Вместе с тем следует иметь в виду, что в известной степени критицизм Чуковского, как, кстати, и другого «врага» «короля фельетонистов» Н. Абрамовича, по отношению к Дорошевичу носил не только, и скорее всего, даже не столько идейный, сколько эстетский характер. Обоих критиков отталкивает прежде всего его принадлежность «к улице», самая его «фельетонная душа» (Абрамович), столь далекая от «утонченной морали, каких-то утонченных радостей и страданий» (Чуковский). И здесь корень их противоречия: признавая несомненную и даже высокую талантливость Дорошевича, они отказывают ему в праве занимать достойное место в их «реестре культуры», в системе культурных авторитетов - по сути быть особым, газетным писателем, чутко реагирующим на все происходящее на улице, в известной степени ее резонатором. И вместе с тем их яростная «антибуржуазность» мешала им услышать другого Дорошевича - журналиста-мудреца, предвидевшего социальную трагедию России и стремившегося отвести страну от пропасти.
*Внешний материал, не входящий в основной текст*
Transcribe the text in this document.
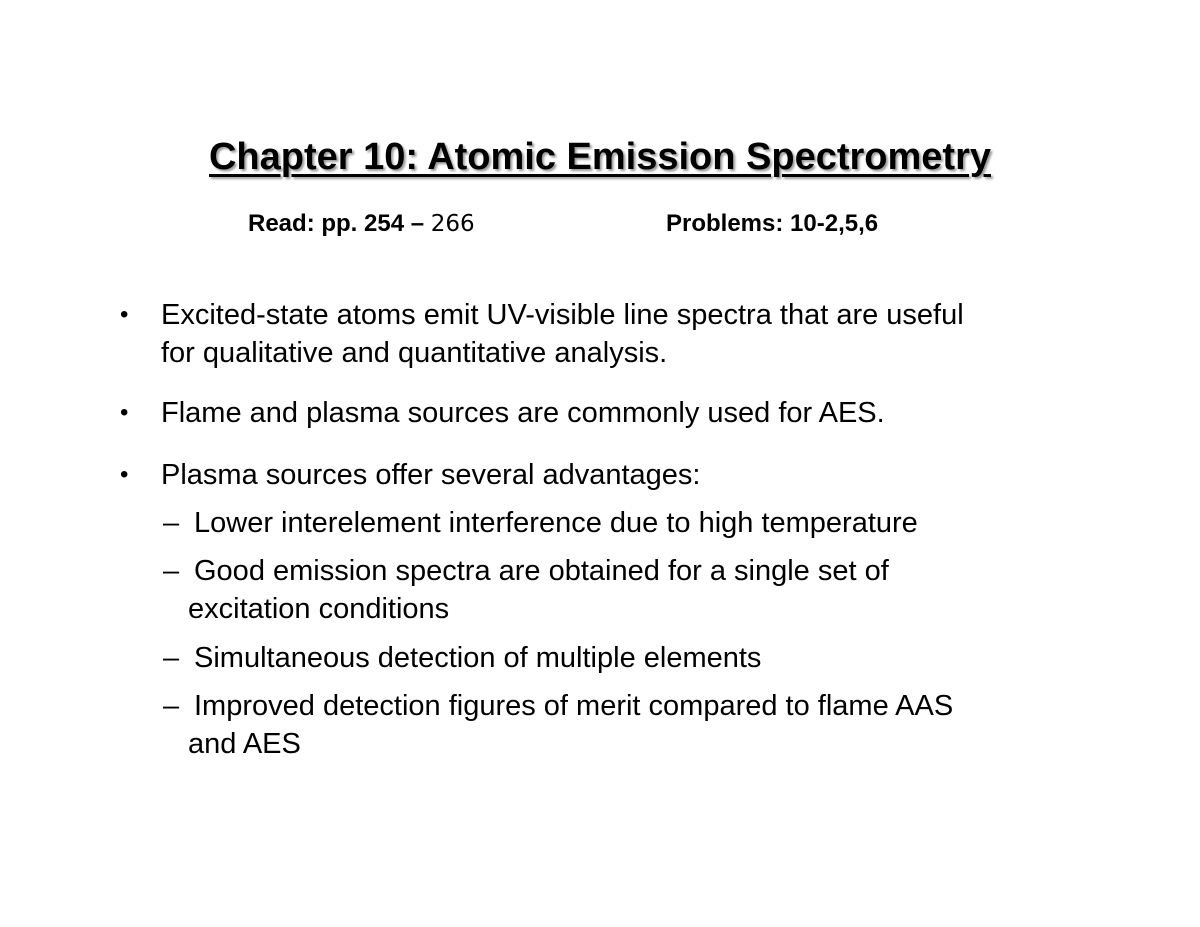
Chapter 10: Atomic Emission Spectrometry
Read: pp. 254 – 266	Problems: 10-2,5,6
•	Excited-state atoms emit UV-visible line spectra that are useful
for qualitative and quantitative analysis.
•	Flame and plasma sources are commonly used for AES.
•	Plasma sources offer several advantages:
– Lower interelement interference due to high temperature
– Good emission spectra are obtained for a single set of
excitation conditions
– Simultaneous detection of multiple elements
– Improved detection figures of merit compared to flame AAS
and AES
Впрочем, что касается Чуковского, то его «левизна» стала бледнеть той же осенью 1906 г., когда он в газете «Свобода и жизнь» напечатал обновленный критический фельетон о Дорошевиче. Во всяком случае, он уже не нацеливает литературу на создание «торжественных, благоговейных, почти религиозных настроений» и не критикует ее за «комфортабельность».
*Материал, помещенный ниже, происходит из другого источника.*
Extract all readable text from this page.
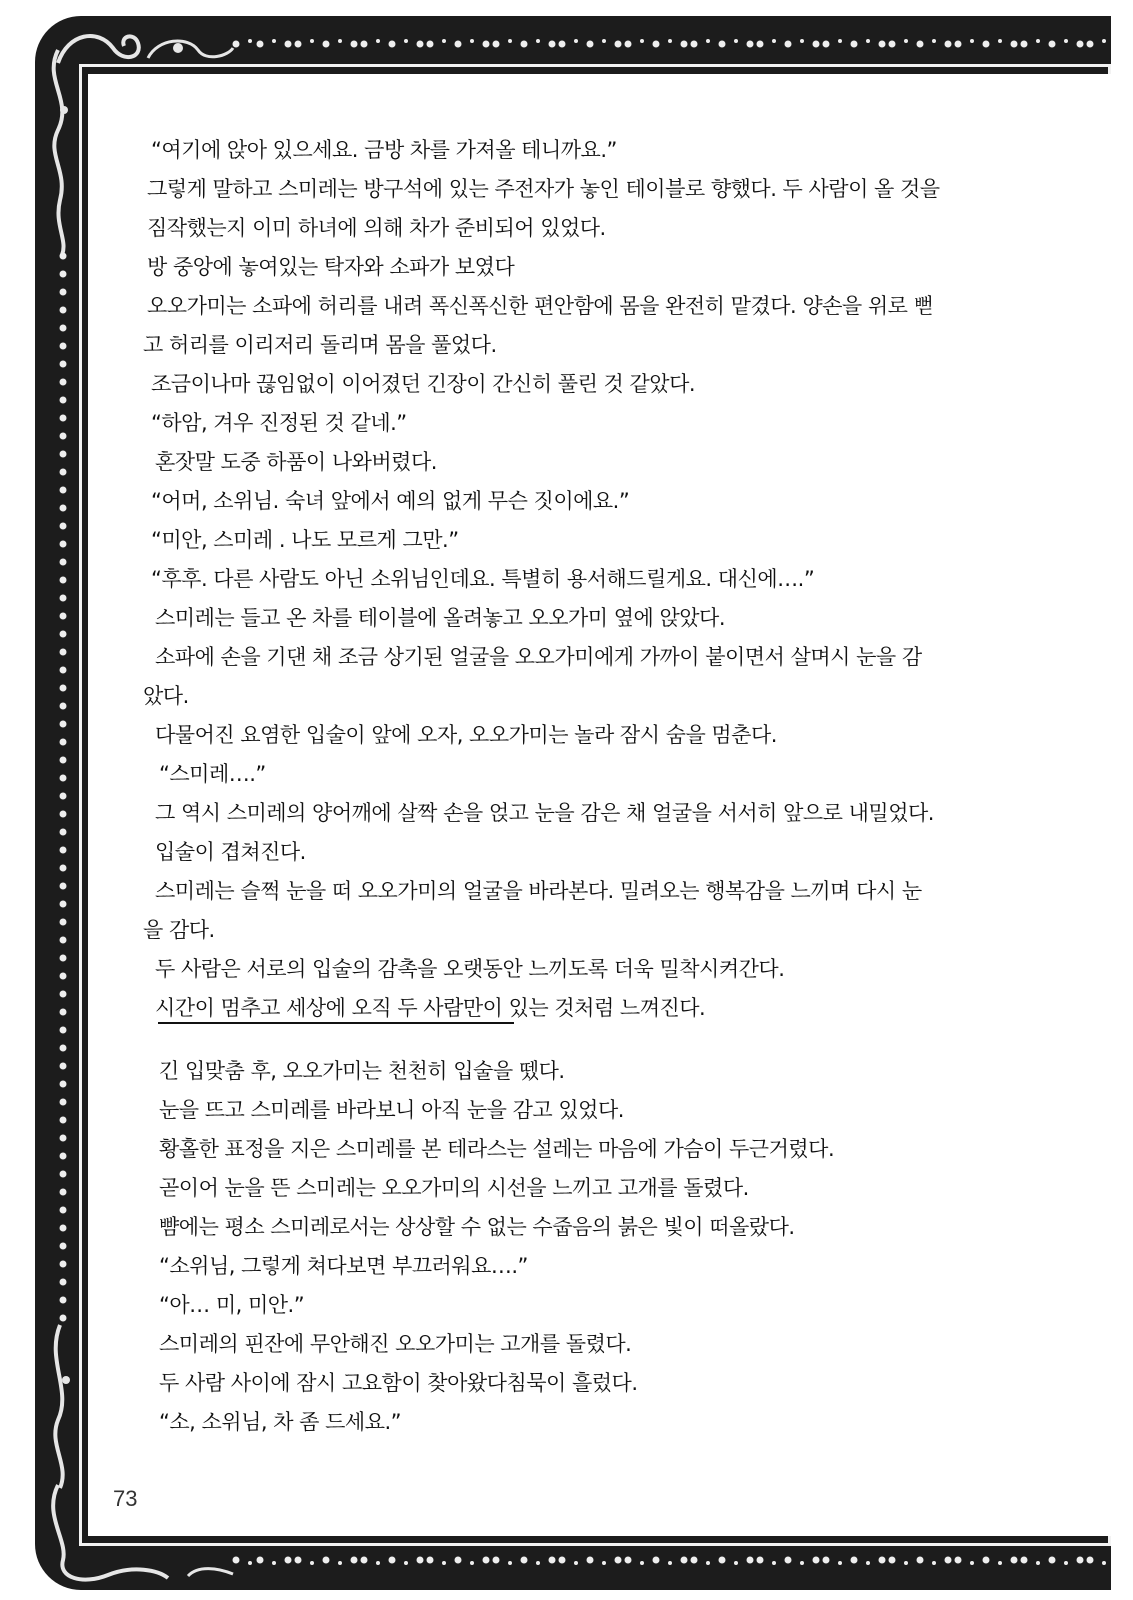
“여기에 앉아 있으세요. 금방 차를 가져올 테니까요.”
그렇게 말하고 스미레는 방구석에 있는 주전자가 놓인 테이블로 향했다. 두 사람이 올 것을
짐작했는지 이미 하녀에 의해 차가 준비되어 있었다.
방 중앙에 놓여있는 탁자와 소파가 보였다
오오가미는 소파에 허리를 내려 폭신폭신한 편안함에 몸을 완전히 맡겼다. 양손을 위로 뻗
고 허리를 이리저리 돌리며 몸을 풀었다.
조금이나마 끊임없이 이어졌던 긴장이 간신히 풀린 것 같았다.
“하암, 겨우 진정된 것 같네.”
혼잣말 도중 하품이 나와버렸다.
“어머, 소위님. 숙녀 앞에서 예의 없게 무슨 짓이에요.”
“미안, 스미레 . 나도 모르게 그만.”
“후후. 다른 사람도 아닌 소위님인데요. 특별히 용서해드릴게요. 대신에….”
스미레는 들고 온 차를 테이블에 올려놓고 오오가미 옆에 앉았다.
소파에 손을 기댄 채 조금 상기된 얼굴을 오오가미에게 가까이 붙이면서 살며시 눈을 감
았다.
다물어진 요염한 입술이 앞에 오자, 오오가미는 놀라 잠시 숨을 멈춘다.
“스미레….”
그 역시 스미레의 양어깨에 살짝 손을 얹고 눈을 감은 채 얼굴을 서서히 앞으로 내밀었다.
입술이 겹쳐진다.
스미레는 슬쩍 눈을 떠 오오가미의 얼굴을 바라본다. 밀려오는 행복감을 느끼며 다시 눈
을 감다.
두 사람은 서로의 입술의 감촉을 오랫동안 느끼도록 더욱 밀착시켜간다.
시간이 멈추고 세상에 오직 두 사람만이 있는 것처럼 느껴진다.
긴 입맞춤 후, 오오가미는 천천히 입술을 뗐다.
눈을 뜨고 스미레를 바라보니 아직 눈을 감고 있었다.
황홀한 표정을 지은 스미레를 본 테라스는 설레는 마음에 가슴이 두근거렸다.
곧이어 눈을 뜬 스미레는 오오가미의 시선을 느끼고 고개를 돌렸다.
뺨에는 평소 스미레로서는 상상할 수 없는 수줍음의 붉은 빛이 떠올랐다.
“소위님, 그렇게 쳐다보면 부끄러워요….”
“아… 미, 미안.”
스미레의 핀잔에 무안해진 오오가미는 고개를 돌렸다.
두 사람 사이에 잠시 고요함이 찾아왔다침묵이 흘렀다.
“소, 소위님, 차 좀 드세요.”
73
Напротив, в цикле заметок, связанных с проводившейся им анкетой «об отношении революции к искусству», он провозглашает: «Пусть Куприн пишет о проституции и - ни слова о конституции. Пусть Минский пишет о меонах... Пусть г. Федоров поет облака и поцелуи, а рифмы к слову «баррикада» подберет и г-жа Галина... Пусть Бальмонт замкнется навсегда в башне с окнами цветными...» И заключает: «Словом, революция всегда, везде и во всем вредна литературе. И не говорите мне, что это временно, что потом, через революцию и благодаря революции литература расцветет пышным цветом»14.

Был еще один, достаточно деликатный момент, определявший отношение Чуковского к Дорошевичу. Это положение последнего в самой распространенной российской либеральной газете «Русское слово», в которой мечтали сотрудничать, печататься многие литераторы. «Чья-нибудь напечатанная там подпись сразу составляла литератору «имя», - вспоминал поэт Вл. Пяст 15. Помимо этого, «Русское слово» привлекало возможностью высокого заработка, там платили хорошие гонорары. Естественно, что в вопросах привлечения к сотрудничеству Дорошевичу, создателю успеха газеты, ее «диктатору», принадлежало решающее слово. В «Русском слове» печатались известнейшие русские писатели и публицисты - Лев Толстой, Горький, Бунин, Леонид Андреев, Розанов, Мережковский... В газете, по выражению Дорошевича, не знающей «ни «фильств», ни «фобств»16, присутствовали литераторы разных эстетических, художественных направлений.

Как во всякой литературной среде, в той, что группировалась вокруг «Русского слова», были свои предпочтения и конфликты. Неоднозначным было в ней и отношение к Дорошевичу, кстати, болезненно реагировавшему, когда «нарушали его волю». Особо критическое отношение к главе «Русского слова» испытывали деятели символистского лагеря. Тут, отметим, антипатия была взаимной, поскольку Дорошевич не терпел «декадентов», постоянно высмеивал их в своих фельетонах. В свою очередь, литераторы, близкие к кругу Мережковского и Гиппиус, видели в нем все того же «писателя для толпы», «для обывателя»17. Примешивалось к этой неприязни и несомненное чувство зависти к большим заработкам Дорошевича. Оно пробивается в дневниковой записи от 4 июня 1912 г. Блока, стремившегося с помощью заведующего петербургским бюро «Русского слова» А. В. Руманова стать постоянным сотрудником газеты: «Купчина Сытин, отваливающий 50 тысяч в год бездарному мерзавцу Дорошевичу, систематически задерживает сотни, а то и десятки рублей подлинным людям, которые работают и которым нужно жить - просто»18. К «подлинным людям», относились ближайшие друзья Блока Евгений Иванов, Владимир Пяст, а также Алексеи Ремизов.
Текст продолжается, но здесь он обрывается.